Toutefois, l'insubordination contrevient à l'obligation qui incombe à tout travailleur d'exécuter son travail avec soin, probité et conscience au temps, au lieu et dans les conditions convenues (article 17 de la loi du 3 juillet 1978 sur les contrats de travail).

Dans un arrêt du 23 mai 2000, la Cour du travail de Bruxelles a même considéré que « l'insubordination occupe la place la plus élevée dans la hiérarchie des fautes graves possibles en ce qu'elle nie et contrevient à l'élément essentiel du contrat de travail, qui est l'autorité de l'employeur ».

Dans ce même arrêt, cependant, la Cour tempère ce principe en décidant que l'insubordination du travailleur ébranle la confiance nécessaire à la poursuite de la relation contractuelle et constitue un motif grave à la double condition de :

  1. se révéler sans ambiguïté ;
  2. d'avoir pour objet un ordre que l'employeur peut légitimement intimer à son travailleur, c'est-à-dire, qui correspond à son contrat de travail et ne viole aucune norme juridique ou morale.

En effet, les termes du contrat et la loi (et on peut ajouter, les principes généraux de droit) constituent les limites de l'obligation pour le travailleur de se conformer aux instructions de l'employeur quant à l'exécution du travail.

L'employeur ne pourrait, donc, imposer n'importe quelle formation et la formation professionnelle ne pourrait, éventuellement, intervenir en dehors des horaires de travail sans que ne soit alors offert un repos compensatoire.

Mais en demandant au travailleur de suivre une formation légalement obligatoire, l'employeur ne fait que relayer une exigence qui lui est imposée et il ne saurait, à mon sens, lui être fait aucun grief.

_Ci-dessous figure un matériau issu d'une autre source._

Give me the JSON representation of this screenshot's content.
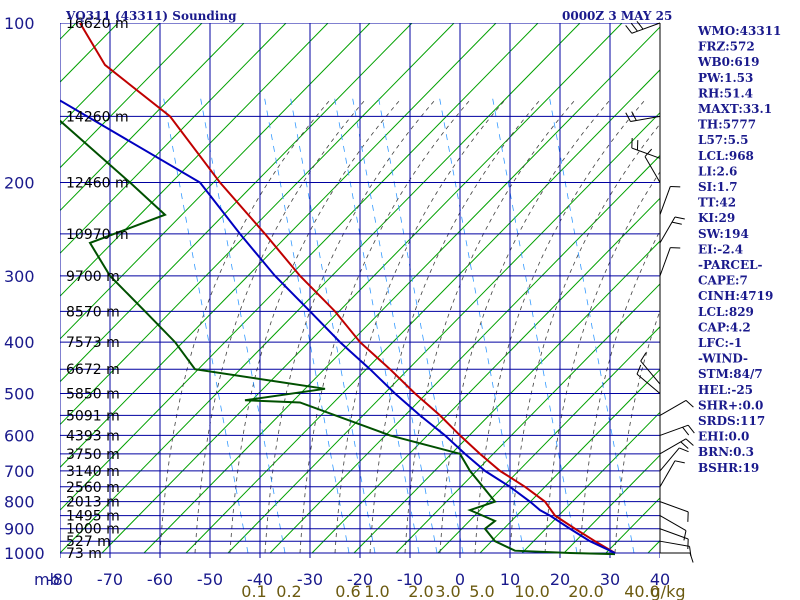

En refusant de suivre une formation nécessaire pour le maintien de son habilitation légale, non seulement l'employé fait montre d'insubordination, mais il met en péril, — voire rend impossible à terme —, le maintien de la relation contractuelle.

Après mise en demeure et avertissement, un licenciement pour faute grave serait donc, à mon sens, parfaitement justifié dans l'hypothèse où, sans motif légitime (maladie, force majeure) un employé refuserait de suivre une formation nécessaire au maintien de son contrat d'emploi.

Il conviendra de rendre attentif le travailleur aux conséquences d'un éventuel refus.